En Belgique, depuis deux ans déjà, de nombreux organismes culturels francophones subventionnés appliquent à la demande de la Ministre de la Culture Fadila Laanan un “Code de respect des Usagers Culturels” élaboré pendant près d’un an par une commission mixte composée d’acteurs culturels et d’associations de consommateurs(2).

Ce texte indique notamment de manière détaillée quelles sont les informations auxquelles le public a droit avant d’acheter un “produit” culturel, l’obligation d’indiquer de manière exhaustive les réductions, de ne pas pratiquer la surréservation, etc. Les organisateurs doivent populariser l’existence de ce “Code” et sont obligés de répondre dans les 30 jours et “de manière circonstanciée” aux plaintes. Des sanctions sont prévues en cas de manquement à cette réglementation.

Voilà un premier pas qui peut transformer l’usager en acteur de la vie culturelle. Les belges ont repris à la France l’usage de la “signalétique jeunesse”(3).
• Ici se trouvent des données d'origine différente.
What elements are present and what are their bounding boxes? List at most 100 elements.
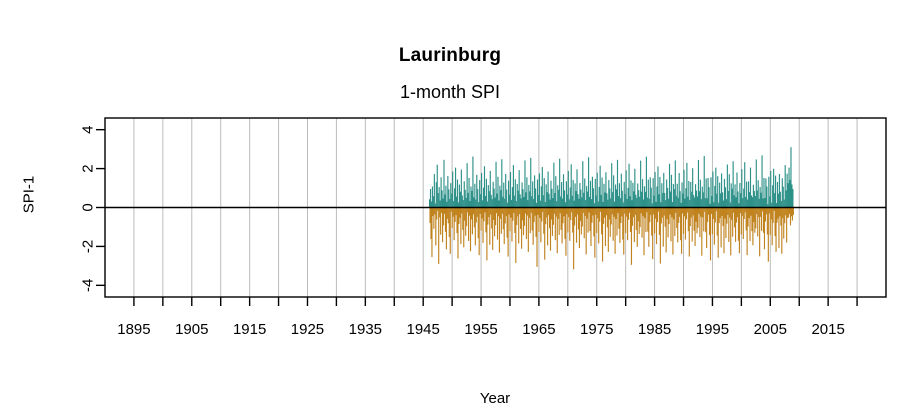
spi-bar [450,207,452,212]
spi-bar [623,207,625,255]
spi-bar [660,207,662,224]
spi-bar [632,207,634,218]
spi-bar [462,200,464,208]
spi-bar [468,207,471,216]
spi-bar [602,201,604,208]
spi-bar [693,195,695,208]
spi-bar [494,197,496,208]
spi-bar [697,160,700,208]
spi-bar [656,186,658,208]
spi-bar [773,168,775,208]
spi-bar [447,207,449,224]
spi-bar [491,207,493,229]
spi-bar [689,207,691,227]
spi-bar [455,207,457,216]
spi-bar [708,207,711,236]
y-axis-ticks [96,128,105,287]
spi-bar [758,198,760,208]
spi-bar [580,207,582,235]
spi-bar [583,207,585,239]
spi-bar [474,207,476,246]
spi-bar [710,177,712,208]
y-tick-label: 2 [80,164,97,172]
spi-bar [724,207,726,219]
spi-bar [674,160,676,208]
spi-bar [770,207,772,220]
spi-bar [453,201,455,208]
spi-bar [695,190,698,208]
spi-bar [574,207,577,217]
spi-bar [587,157,590,208]
spi-bar [739,182,741,208]
spi-bar [444,207,447,232]
spi-bar [767,207,769,262]
spi-bar [529,191,531,208]
x-tick-label: 1915 [233,321,266,338]
spi-bar [777,207,779,219]
spi-bar [745,207,747,231]
spi-bar [520,207,522,230]
spi-bar [603,207,606,218]
spi-bar [487,185,489,208]
spi-bar [548,207,550,216]
spi-bar [540,186,542,208]
spi-bar [655,201,657,208]
spi-bar [590,199,593,208]
spi-bar [621,190,623,208]
spi-bar [553,162,555,208]
spi-bar [538,173,540,208]
spi-bar [649,177,651,208]
x-tick-label: 2005 [754,321,787,338]
spi-bar [618,183,620,208]
spi-bar [435,182,437,208]
spi-bar [732,207,734,237]
spi-bar [564,202,567,208]
spi-bar [629,196,631,208]
spi-bar [613,175,615,208]
spi-bar [633,191,635,208]
spi-bar [721,192,724,208]
spi-bar [505,174,507,208]
spi-bar [704,198,706,208]
spi-bar [679,191,681,208]
spi-bar [534,175,536,208]
spi-bar [648,207,650,247]
spi-bar [499,185,501,208]
spi-bar [440,177,442,208]
spi-bar [691,191,693,208]
spi-bar [451,207,453,228]
spi-bar [531,196,533,208]
spi-bar [532,207,534,245]
spi-bar [681,182,683,208]
spi-bar [732,161,734,208]
spi-bar [659,207,661,264]
spi-bar [715,207,717,212]
spi-bar [498,207,500,253]
spi-bar [472,207,474,215]
spi-bar [680,202,682,208]
spi-bar [435,207,437,246]
spi-bar [687,207,689,232]
spi-bar [479,207,481,214]
spi-bar [628,207,631,213]
spi-bar [721,207,723,216]
spi-bar [786,173,788,208]
spi-bar [730,183,732,208]
spi-bar [728,174,730,208]
spi-bar [603,183,605,208]
spi-bar [513,195,515,208]
spi-bar [620,173,622,208]
spi-bar [648,198,650,208]
spi-bar [618,207,620,229]
spi-bar [740,207,742,235]
spi-bar [657,166,659,208]
spi-bar [441,207,444,243]
spi-bar [750,207,752,216]
spi-bar [575,207,578,243]
spi-bar [637,207,639,222]
spi-bar [739,207,741,214]
spi-bar [591,207,593,223]
spi-bar [738,203,740,208]
spi-bar [753,207,755,223]
spi-bar [620,207,622,224]
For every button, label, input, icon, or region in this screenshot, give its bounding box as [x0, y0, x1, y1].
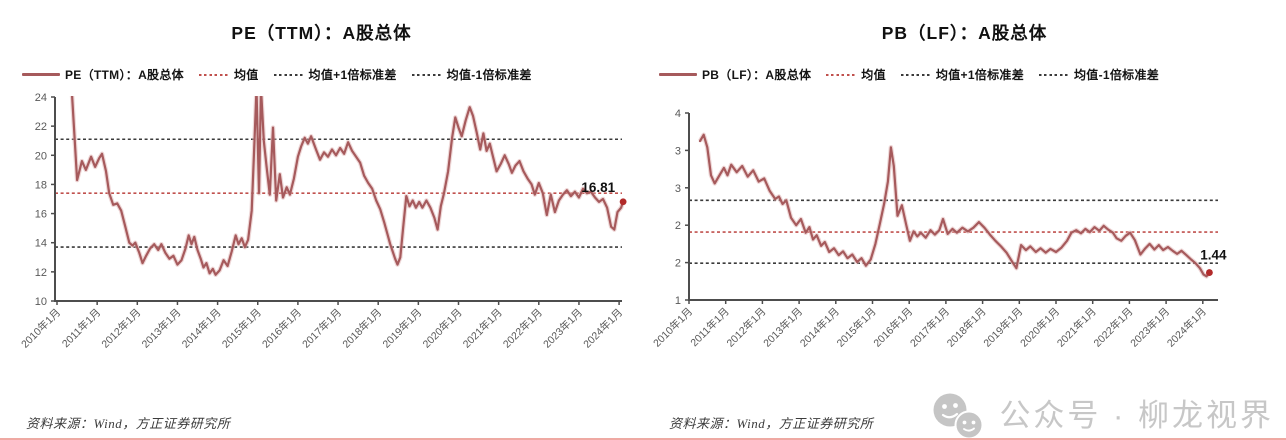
legend-item-pb-series: PB（LF）：A股总体	[659, 66, 811, 83]
axes	[54, 97, 622, 302]
last-value-label: 1.44	[1200, 248, 1227, 263]
black-dashed-swatch	[411, 73, 442, 76]
legend-label: 均值+1倍标准差	[308, 68, 397, 82]
red-dashed-swatch	[198, 73, 229, 76]
y-tick-label: 2	[675, 258, 681, 270]
legend-label: 均值+1倍标准差	[935, 68, 1024, 82]
y-tick-label: 24	[35, 92, 47, 104]
y-tick-label: 3	[675, 183, 681, 195]
black-dashed-swatch	[273, 73, 304, 76]
legend-label: 均值-1倍标准差	[446, 68, 532, 82]
x-tick-label: 2015年1月	[219, 306, 264, 351]
x-tick-label: 2018年1月	[340, 306, 385, 351]
last-value-marker	[619, 198, 627, 206]
pb-chart-title: PB（LF）：A股总体	[881, 23, 1048, 43]
y-tick-label: 4	[675, 108, 681, 120]
legend-label: PB（LF）：A股总体	[702, 68, 812, 82]
legend-label: 均值	[233, 68, 259, 82]
red-dashed-swatch	[826, 73, 857, 76]
pb-chart-plot: 1223342010年1月2011年1月2012年1月2013年1月2014年1…	[650, 108, 1227, 350]
black-dashed-swatch	[1039, 73, 1069, 76]
x-tick-label: 2023年1月	[540, 306, 585, 351]
pe-chart-plot: 10121416182022242010年1月2011年1月2012年1月201…	[18, 92, 627, 351]
legend-item-mean-plus-std: 均值+1倍标准差	[273, 66, 397, 83]
legend-item-mean: 均值	[198, 66, 259, 83]
x-tick-label: 2010年1月	[650, 305, 695, 350]
axes	[688, 113, 1218, 301]
x-tick-label: 2011年1月	[59, 306, 103, 350]
watermark-text: 公众号 · 柳龙视界	[999, 397, 1274, 433]
x-tick-label: 2024年1月	[581, 306, 626, 351]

Pourquoi, dans un premier temps, les autres pays ou régions francophones ne s’inspiraient-ils pas de ce “Code” pour construire avec leurs voisins l’ossature d’un début de “contre-pouvoir” face à cette emprise de plus en plus économique d’un secteur d’activités qui devrait rester simplement humain et créatif?

(1) Ce texte fut utilisé en France et en Belgique par des festivals estivaux qui attirent des touristes... qui ne séjourneront pas une trentaine de jours sur place!
(2) Pour l’énoncé de cette vingtaine d’exigences: www.consoloisirs.be
(3) Les pictogrammes qui indiquent le degré de violence des programmes télévisés.